Автор книги: Андрей Вознесенский
сообщить о нарушении
Текущая страница: 4 (всего у книги 4 страниц)
До сих пор вся жизнь моя –
Предозье.
Не дай бог – в Заозье занесет...
Все замолкают.
Слово берет тамада Ъ.
Он раскачивается вниз головой, как длинный маятник. «Тост за новорожденную». Голос его, как из репродуктора,
разносится с потолка ресторана. «За ее
новое рождение, и я, как крестный...
Да, а как зовут новорожденную?» (Никто не знает.)
Как это все напоминает что-то! И под этим
подвешенным миром внизу расположился второй, наоборотный, со своим поэтом, со своим тамадой Ъ. Они едва не
касаются затылками друг друга, симметричные, как песочные часы. Но что
это? Где я? В каком идиотском измерении? Что это за потолочно-зеркальная
реальность?! Что за наоборотная страна?!
Ты-то как попала сюда?
Еще мгновение, и все сорвется вниз, вдребезги, как капли с карниза!
Надо что-то делать, разморозить тебя, разбить это зеркало, вернуть тебя в твой
мир, твою страну, страну естественности, чувства – где ольха, теплоходы,
где доброе зеркало Онежского озера...
Помнишь?..
Задумавшись, я машинально глотаю бутерброд с кетовой икрой.
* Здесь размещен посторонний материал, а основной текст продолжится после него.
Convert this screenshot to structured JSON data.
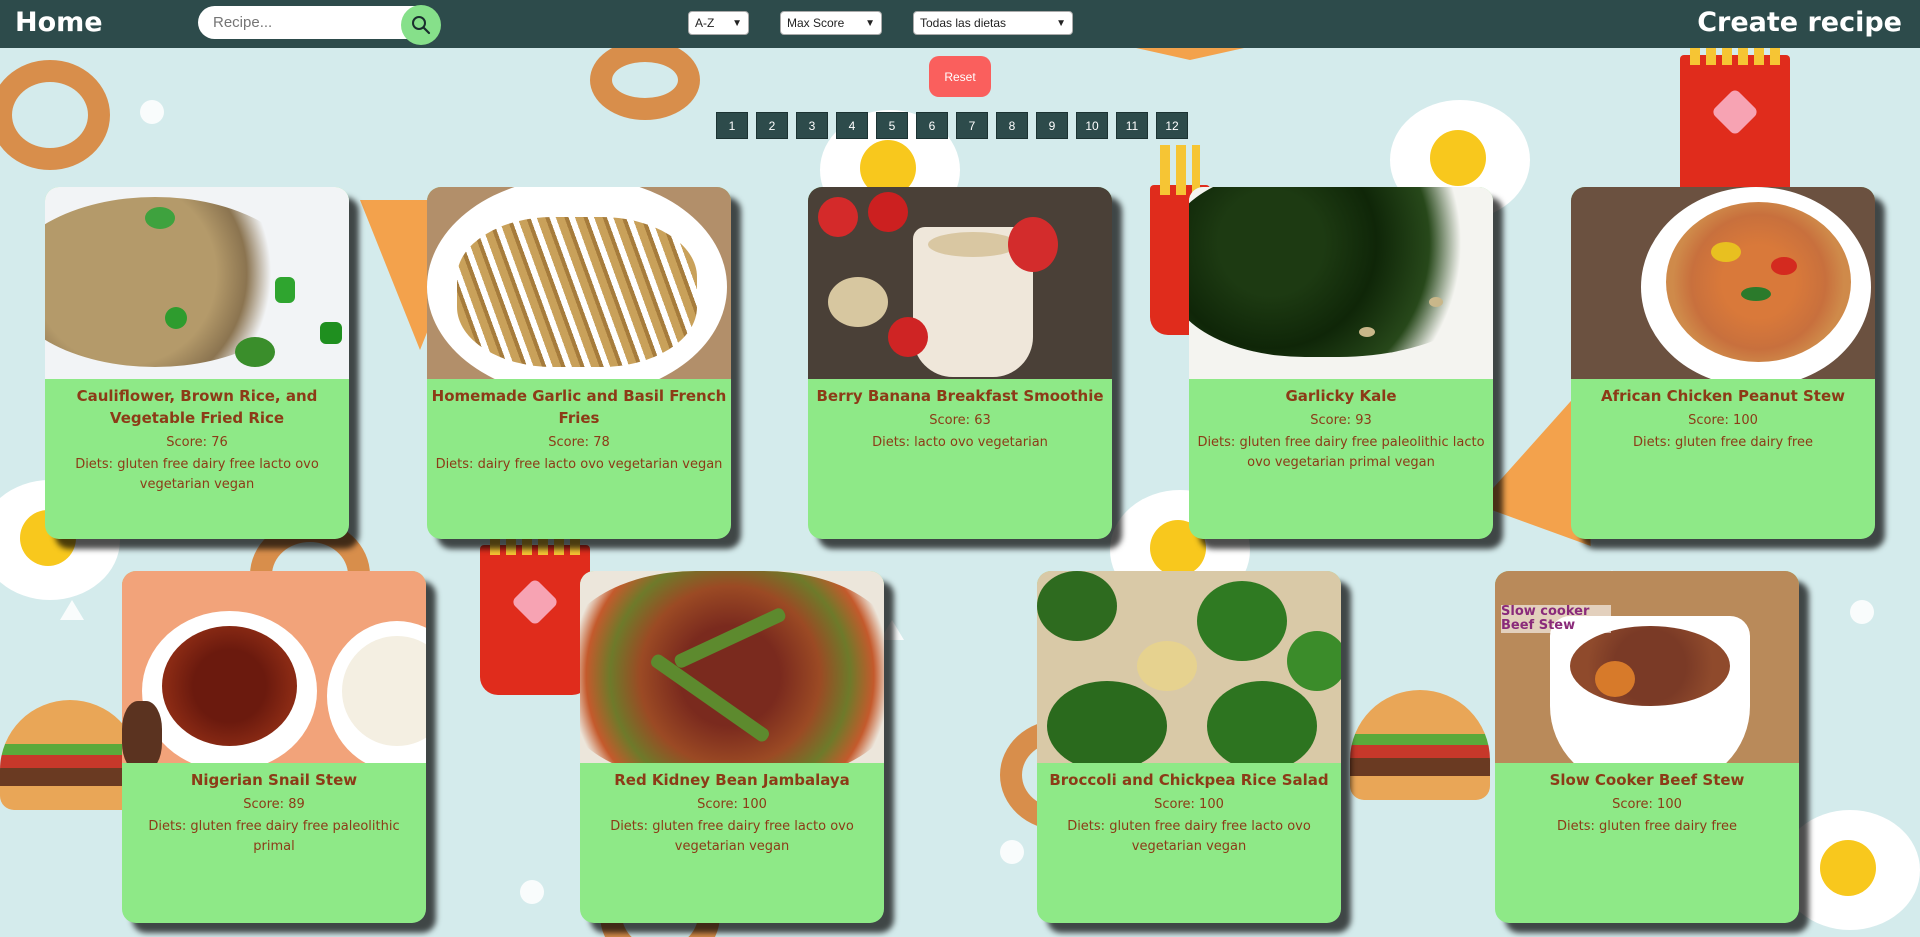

Но почему висящий напротив, как окорок,
периферийный классик с ужасом смотрит на мой желудок? Боже, ведь я-то
невидим, а бутерброд реален! Он передвигается по мне, как красный джемпер
в лифте.
Классик что-то шепчет соседу.
Слух моментально пронизывает головы,
как бусы на нитке.
Красные змеи языков ввинчиваются в уши
соседей. Все глядят на бутерброд.
«А нас килькой кормят!» – вопит классик.
Надо спрятаться! Ведь если они обнаружат
меня, кто же выручит тебя, кто же разобьет зеркало?!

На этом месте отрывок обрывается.